UMass Boston’s Research Center for Urban Cultural History and the Trotter Institute held an Urban Spaces Symposium on Oct. 24, titled “Urban Green Spaces, Buried Memory.” Elizabeth Fay, director for the RCUCH, began planning the small conference last spring.
“We have several symposium series in the RCUCH that we are beginning this year,” Fay said. “This one is the Urban Spaces Symposium, which this year we devoted to Urban Green Spaces.”
There were five speakers at the symposium, with all of their presentations focused on the topic of rural landscapes in urban areas.
William Clendaniel, President of Mt. Auburn Cemetery in Cambridge, discussed the process of how the cemetery was created and the importance of it being the first “rural cemetery.” The cemetery was founded in 1831 and was one of the first places to create a “resting place” for bodies, as opposed to the old burial plots.
“There were a group of Bostonians who had a different model in mind, based off Pere Lachaise in Paris,” Clendaniel said. “Coming out of the art history of the picturesque and looking back to Greek and Roman ideals, places with such dynamic landscapes, places to teach about history, heroes and politics became more pleasure grounds in the 19 century, and this ideal was in the minds of the founders.”
Susan Wilson, a photographer and author of the book Boston Sites and Insights, addressed the connection between the rural cemetery movement and the public parks movement.
“In many ways, the ideas that came out of the revolution set the foundation for more urban cemeteries,” Wilson said. “Romanticism affected art, literature, poetry, et cetera and it also affected cemeteries, because the idea grew up that death was the eternal sleep, rather than ‘you’re dead, it’s over.’ It’s an eternal sleep and you want a resting place for your loved ones.”
Alan Banks, a representative from the Frederick Law Olmsted National Historic Site, spoke about the land development that Olmsted and his sons had created throughout the United States. Specifically, Banks referenced Boston’s Emerald Necklace, parks that stretch from Boston Public Garden in the north to Franklin Park in the south.
Patrick Barron, a scholar, photographer and an assistant professor in UMass Boston’s English Department, shared his research about Italian parks and renewal. He shared photos taken in Italy of a small village and poetry he had written inspired by the photographs.
Barbara Lewis, Director of the Trotter Institute, presented a portion of her cemetery-mapping project on which she worked with Joan Gardner of the GIS Core Research Facility. Lewis focused particularly on finding the burial sites of prominent African-Americans in the Boston area, like that of Phyllis Wheatley, whose site is unmarked in the city.
The purpose of each speaker tying so closely into one another was to draw attention to the lack of areas in the city that escape the urban normality and allow visitors and inhabitants to feel a sense of nature.
“I wanted the issues around cities’ need for green spaces to be the focus of attention,” Fay said. “We too rarely consider the need for such spaces, the effort it takes to create and then maintain them or how important they are to our daily lives. I also wanted the history of such spaces to be a focus of attention.”

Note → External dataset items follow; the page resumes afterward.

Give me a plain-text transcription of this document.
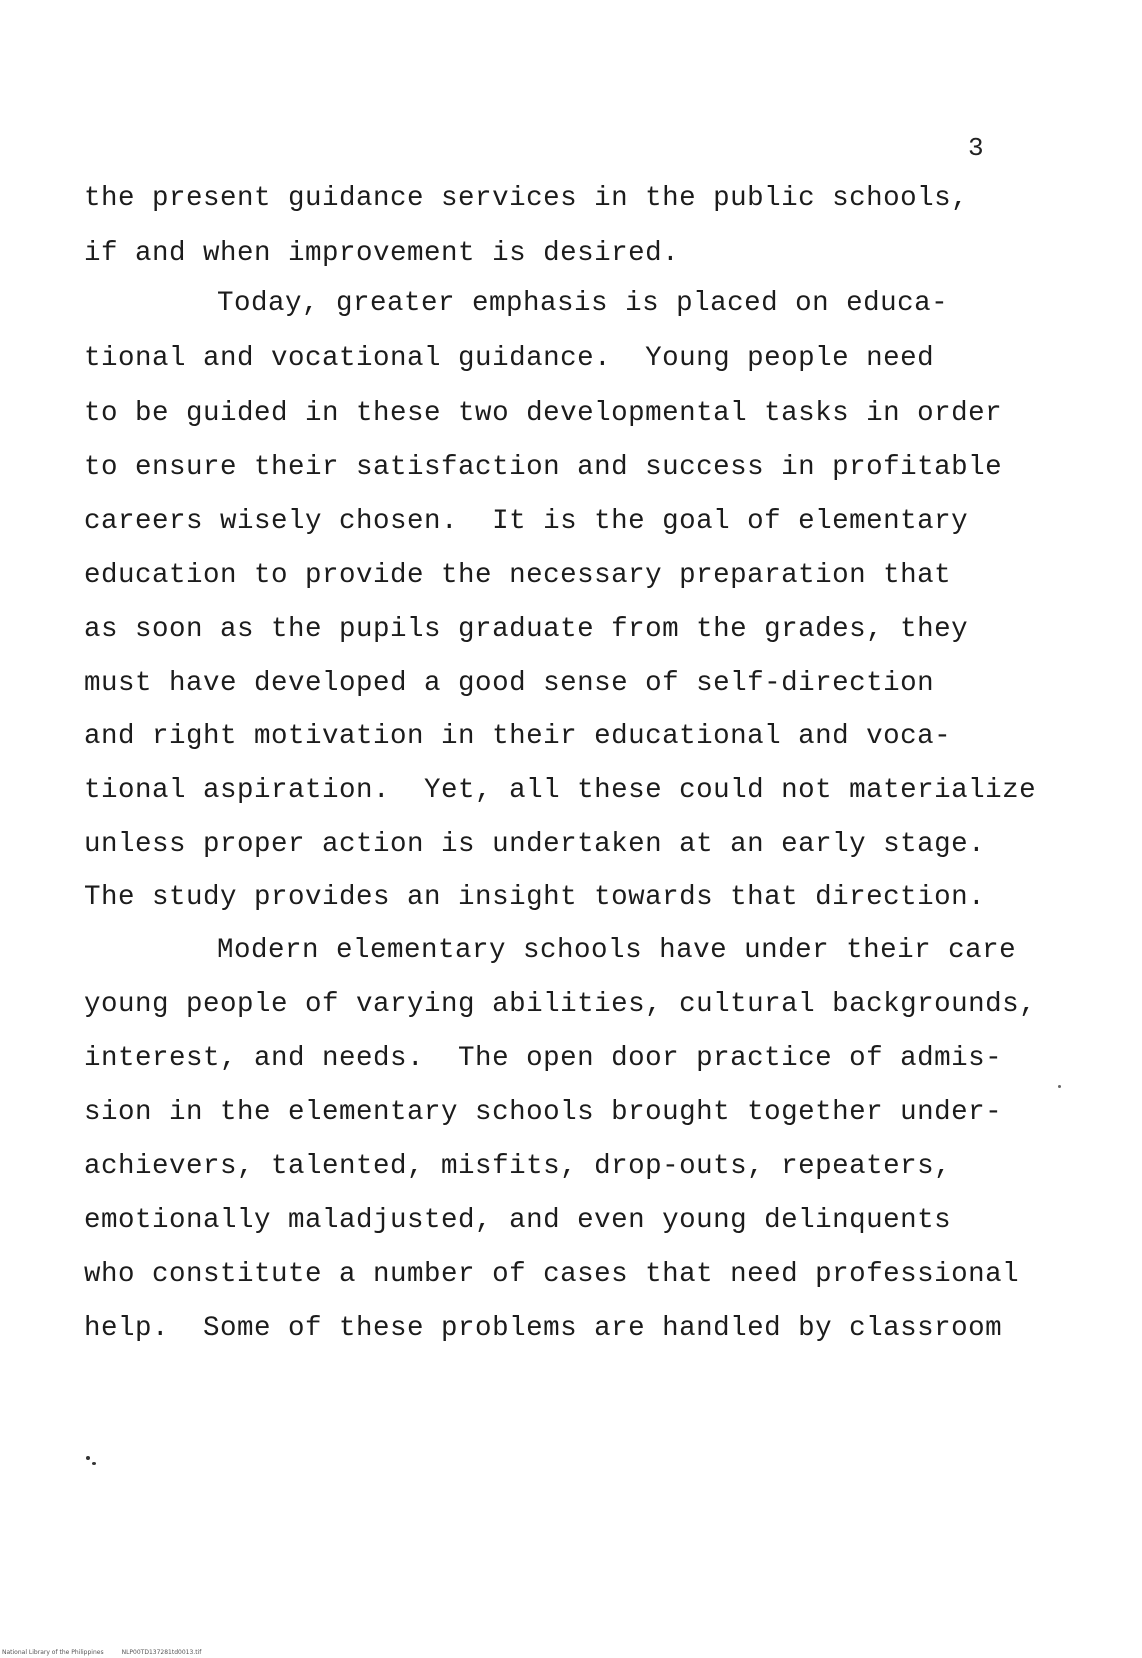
3
the present guidance services in the public schools,
if and when improvement is desired.
Today, greater emphasis is placed on educa-
tional and vocational guidance.  Young people need
to be guided in these two developmental tasks in order
to ensure their satisfaction and success in profitable
careers wisely chosen.  It is the goal of elementary
education to provide the necessary preparation that
as soon as the pupils graduate from the grades, they
must have developed a good sense of self-direction
and right motivation in their educational and voca-
tional aspiration.  Yet, all these could not materialize
unless proper action is undertaken at an early stage.
The study provides an insight towards that direction.
Modern elementary schools have under their care
young people of varying abilities, cultural backgrounds,
interest, and needs.  The open door practice of admis-
sion in the elementary schools brought together under-
achievers, talented, misfits, drop-outs, repeaters,
emotionally maladjusted, and even young delinquents
who constitute a number of cases that need professional
help.  Some of these problems are handled by classroom
National Library of the Philippines	NLP00TD137281td0013.tif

The history of these rural areas in urban spaces, along with their importance environmentally, is something not often considered, and is a reason to draw focus to the students and staff at UMass Boston.
“We are very concerned with urban cultural history at UMass Boston, and with environmental issues, which is why this plays such a role for this campus,” Fay said. “As of right now, no date is set, but we hope to do another symposium in two years on urban rehabilitation.”